Obesity and Osteoarthritis

Patients with obesity commonly report joint pain, especially of weight-bearing joints such as the knees and hips. Some experts have estimated that approximately 35% of people with osteoarthritis are also obese, and this adds a significant burden both in terms of functional status (getting around, being able to do everyday activities) and clinical status (of the arthritis disease process itself).

Studies have shown a significant association between increased weight and osteoarthritis of the knee and of the hip, and still more research has looked at how weight-loss therapy in obese older adults can improve physical function.

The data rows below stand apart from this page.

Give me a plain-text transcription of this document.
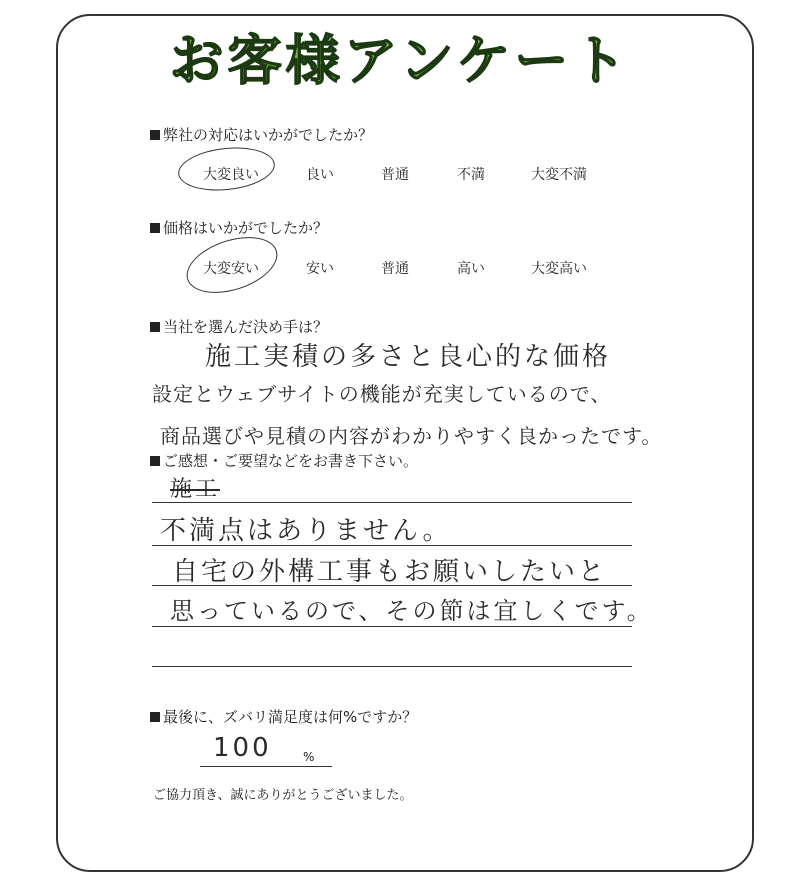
お客様アンケート
弊社の対応はいかがでしたか？
大変良い	良い	普通	不満	大変不満
価格はいかがでしたか？
大変安い	安い	普通	高い	大変高い
当社を選んだ決め手は？
施工実積の多さと良心的な価格
設定とウェブサイトの機能が充実しているので、
商品選びや見積の内容がわかりやすく良かったです。
ご感想・ご要望などをお書き下さい。
施工
不満点はありません。
自宅の外構工事もお願いしたいと
思っているので、その節は宜しくです。
最後に、ズバリ満足度は何%ですか？
100	%
ご協力頂き、誠にありがとうございました。
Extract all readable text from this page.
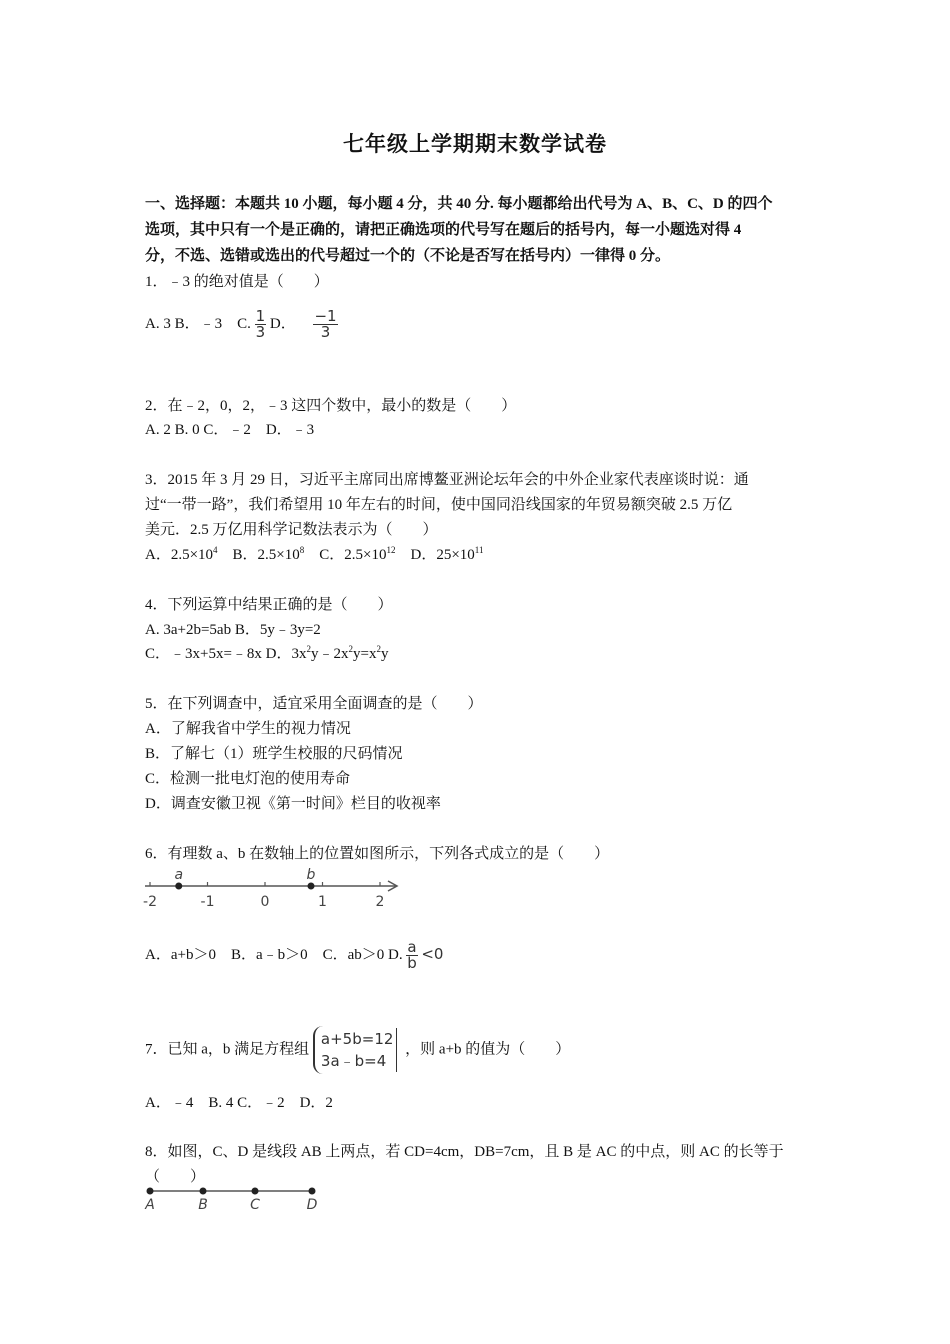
七年级上学期期末数学试卷
一、选择题：本题共 10 小题，每小题 4 分，共 40 分. 每小题都给出代号为 A、B、C、D 的四个
选项，其中只有一个是正确的，请把正确选项的代号写在题后的括号内，每一小题选对得 4
分，不选、选错或选出的代号超过一个的（不论是否写在括号内）一律得 0 分。
1．﹣3 的绝对值是（　　）
A. 3 B．﹣3　C. $\frac{1}{3}$ D． $\frac{-1}{3}$
2．在﹣2，0，2，﹣3 这四个数中，最小的数是（　　）
A. 2 B. 0 C．﹣2　D．﹣3
3．2015 年 3 月 29 日，习近平主席同出席博鳌亚洲论坛年会的中外企业家代表座谈时说：通
过“一带一路”，我们希望用 10 年左右的时间，使中国同沿线国家的年贸易额突破 2.5 万亿
美元．2.5 万亿用科学记数法表示为（　　）
A．$2.5\times 10^4$ B．$2.5\times 10^8$ C．$2.5\times 10^{12}$ D．$25\times 10^{11}$
4．下列运算中结果正确的是（　　）
A. 3a+2b=5ab B．5y﹣3y=2
C．﹣3x+5x=﹣8x D．$3x^2y﹣2x^2y=x^2y$
5．在下列调查中，适宜采用全面调查的是（　　）
A．了解我省中学生的视力情况
B．了解七（1）班学生校服的尺码情况
C．检测一批电灯泡的使用寿命
D．调查安徽卫视《第一时间》栏目的收视率
6．有理数 a、b 在数轴上的位置如图所示，下列各式成立的是（　　）
-2	-1	0	1	2
a	b
A．a+b＞0　B．a﹣b＞0　C．ab＞0 D. $\frac{a}{b} <0$
7．已知 a，b 满足方程组
a+5b=12
3a﹣b=4
，则 a+b 的值为（　　）
A．﹣4　B. 4 C．﹣2　D．2
8．如图，C、D 是线段 AB 上两点，若 CD=4cm，DB=7cm，且 B 是 AC 的中点，则 AC 的长等于
（　　）
A	B	C	D
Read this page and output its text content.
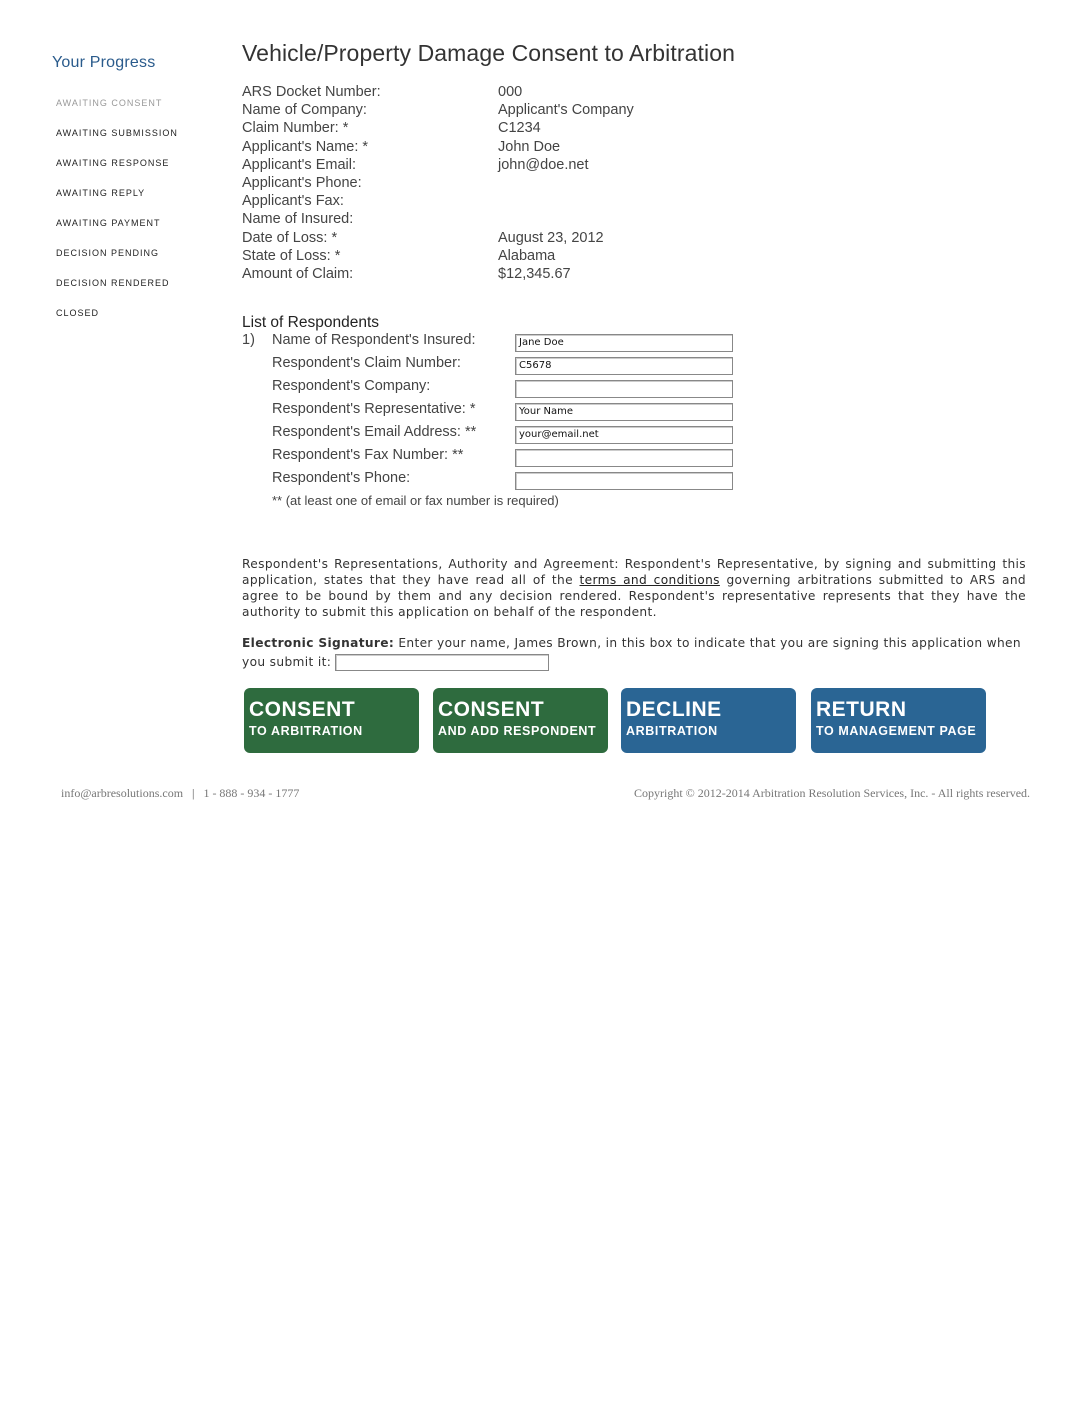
Your Progress
AWAITING CONSENT
AWAITING SUBMISSION
AWAITING RESPONSE
AWAITING REPLY
AWAITING PAYMENT
DECISION PENDING
DECISION RENDERED
CLOSED
Vehicle/Property Damage Consent to Arbitration
ARS Docket Number:	000
Name of Company:	Applicant's Company
Claim Number: *	C1234
Applicant's Name: *	John Doe
Applicant's Email:	john@doe.net
Applicant's Phone:
Applicant's Fax:
Name of Insured:
Date of Loss: *	August 23, 2012
State of Loss: *	Alabama
Amount of Claim:	$12,345.67
List of Respondents
1) Name of Respondent's Insured:	Jane Doe
Respondent's Claim Number:	C5678
Respondent's Company:
Respondent's Representative: *	Your Name
Respondent's Email Address: **	your@email.net
Respondent's Fax Number: **
Respondent's Phone:
** (at least one of email or fax number is required)
Respondent's Representations, Authority and Agreement: Respondent's Representative, by signing and submitting this application, states that they have read all of the terms and conditions governing arbitrations submitted to ARS and agree to be bound by them and any decision rendered. Respondent's representative represents that they have the authority to submit this application on behalf of the respondent.
Electronic Signature: Enter your name, James Brown, in this box to indicate that you are signing this application when you submit it:
CONSENT
TO ARBITRATION
CONSENT
AND ADD RESPONDENT
DECLINE
ARBITRATION
RETURN
TO MANAGEMENT PAGE
info@arbresolutions.com | 1 - 888 - 934 - 1777	Copyright © 2012-2014 Arbitration Resolution Services, Inc. - All rights reserved.
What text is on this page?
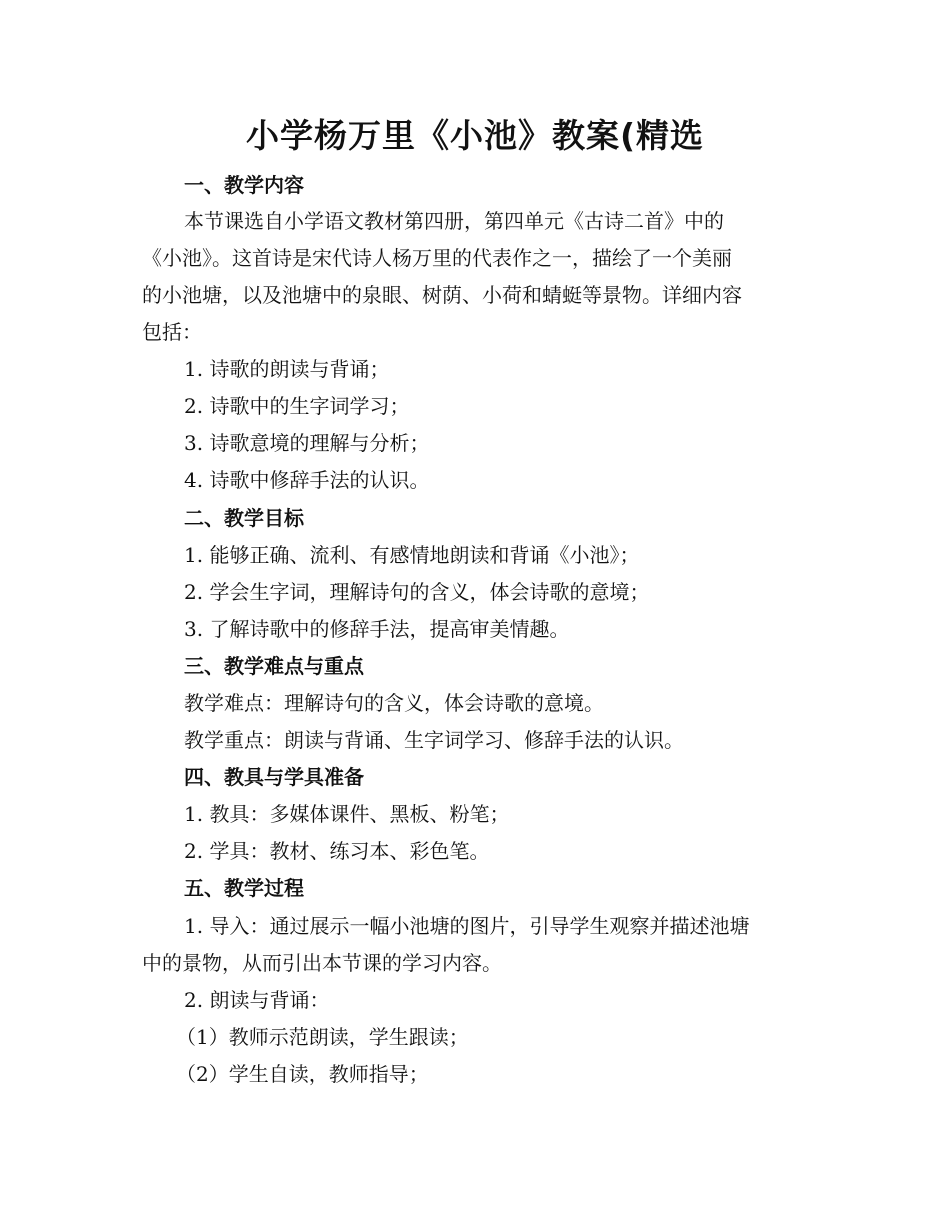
小学杨万里《小池》教案(精选
一、教学内容
本节课选自小学语文教材第四册，第四单元《古诗二首》中的
《小池》。这首诗是宋代诗人杨万里的代表作之一，描绘了一个美丽
的小池塘，以及池塘中的泉眼、树荫、小荷和蜻蜓等景物。详细内容
包括：
1. 诗歌的朗读与背诵；
2. 诗歌中的生字词学习；
3. 诗歌意境的理解与分析；
4. 诗歌中修辞手法的认识。
二、教学目标
1. 能够正确、流利、有感情地朗读和背诵《小池》；
2. 学会生字词，理解诗句的含义，体会诗歌的意境；
3. 了解诗歌中的修辞手法，提高审美情趣。
三、教学难点与重点
教学难点：理解诗句的含义，体会诗歌的意境。
教学重点：朗读与背诵、生字词学习、修辞手法的认识。
四、教具与学具准备
1. 教具：多媒体课件、黑板、粉笔；
2. 学具：教材、练习本、彩色笔。
五、教学过程
1. 导入：通过展示一幅小池塘的图片，引导学生观察并描述池塘
中的景物，从而引出本节课的学习内容。
2. 朗读与背诵：
（1）教师示范朗读，学生跟读；
（2）学生自读，教师指导；
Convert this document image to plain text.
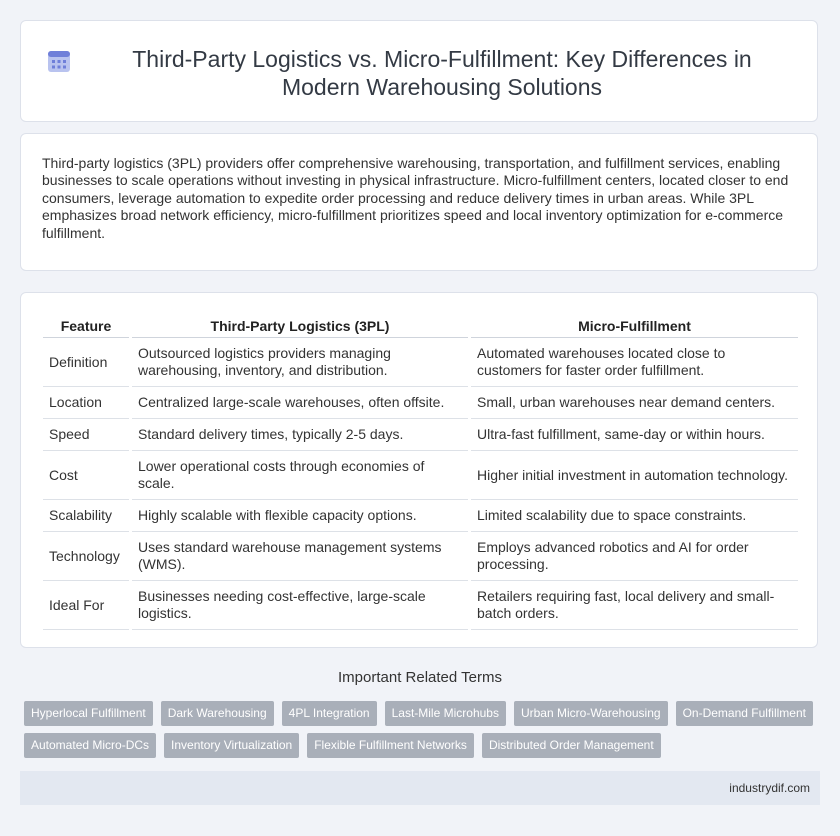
Third-Party Logistics vs. Micro-Fulfillment: Key Differences in Modern Warehousing Solutions

Third-party logistics (3PL) providers offer comprehensive warehousing, transportation, and fulfillment services, enabling businesses to scale operations without investing in physical infrastructure. Micro-fulfillment centers, located closer to end consumers, leverage automation to expedite order processing and reduce delivery times in urban areas. While 3PL emphasizes broad network efficiency, micro-fulfillment prioritizes speed and local inventory optimization for e-commerce fulfillment.

Feature	Third-Party Logistics (3PL)	Micro-Fulfillment
Definition	Outsourced logistics providers managing warehousing, inventory, and distribution.	Automated warehouses located close to customers for faster order fulfillment.
Location	Centralized large-scale warehouses, often offsite.	Small, urban warehouses near demand centers.
Speed	Standard delivery times, typically 2-5 days.	Ultra-fast fulfillment, same-day or within hours.
Cost	Lower operational costs through economies of scale.	Higher initial investment in automation technology.
Scalability	Highly scalable with flexible capacity options.	Limited scalability due to space constraints.
Technology	Uses standard warehouse management systems (WMS).	Employs advanced robotics and AI for order processing.
Ideal For	Businesses needing cost-effective, large-scale logistics.	Retailers requiring fast, local delivery and small-batch orders.
Important Related Terms
Hyperlocal Fulfillment	Dark Warehousing	4PL Integration	Last-Mile Microhubs	Urban Micro-Warehousing	On-Demand Fulfillment
Automated Micro-DCs	Inventory Virtualization	Flexible Fulfillment Networks	Distributed Order Management
industrydif.com
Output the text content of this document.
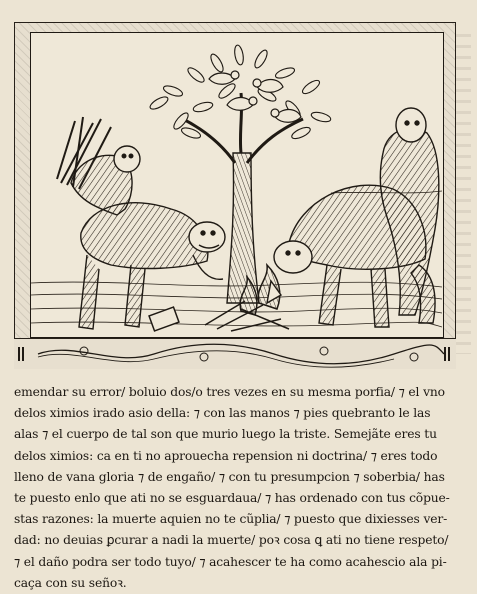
emendar su error/ boluio dos/o tres vezes en su mesma porfia/ ⁊ el vno
delos ximios irado asio della: ⁊ con las manos ⁊ pies quebranto le las
alas ⁊ el cuerpo de tal son que murio luego la triste. Semejãte eres tu
delos ximios: ca en ti no aprouecha repension ni doctrina/ ⁊ eres todo
lleno de vana gloria ⁊ de engaño/ ⁊ con tu presumpcion ⁊ soberbia/ has
te puesto enlo que ati no se esguardaua/ ⁊ has ordenado con tus cõpue-
stas razones: la muerte aquien no te cũplia/ ⁊ puesto que dixiesses ver-
dad: no deuias ꝑcurar a nadi la muerte/ poꝛ cosa ꝗ ati no tiene respeto/
⁊ el daño podra ser todo tuyo/ ⁊ acahescer te ha como acahescio ala pi-
caça con su señoꝛ.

Researchers note that one result of weight loss is improved mobility, and a good part of this is due to less mechanical stress on the joints, with fewer symptoms of arthritis.

One analysis showed that body mass index (BMI) and knee osteoarthritis are directly correlated; as BMI increases, so does the risk of knee osteoarthritis, in an “almost exponential” fashion, according to the study authors.

Thus, obesity can both contribute to the development of arthritis as well as worsen existing arthritis.

There is also evidence that one of the obesity-related hormones, leptin, may play a role in arthritis; research on this process is ongoing.

Weight Loss Improves Arthritis

One large, community-based study found that patients with obesity or overweight who were able to lose more than 5% of body weight, even when final BMI remained high, had significant improvement in knee osteoarthritis. The greatest benefit was seen in those who lost at least 10% of body weight; in these patients, the symptoms of knee arthritis improved by approximately 40%. This means that one does not have to lose weight all the way down to one's ideal weight to see improvement in arthritis symptoms; improvement will still be seen with a modest degree of weight loss.

Another study in overweight and obese older adults with osteoarthritis of the knee found that weight loss combined with exercise was better than either exercise or diet alone in improving mobility.

Experts are in agreement that weight loss can improve the symptoms of osteoarthritis, and weight loss is thus a powerful tool in the treatment of arthritis, especially when combined with regular exercise.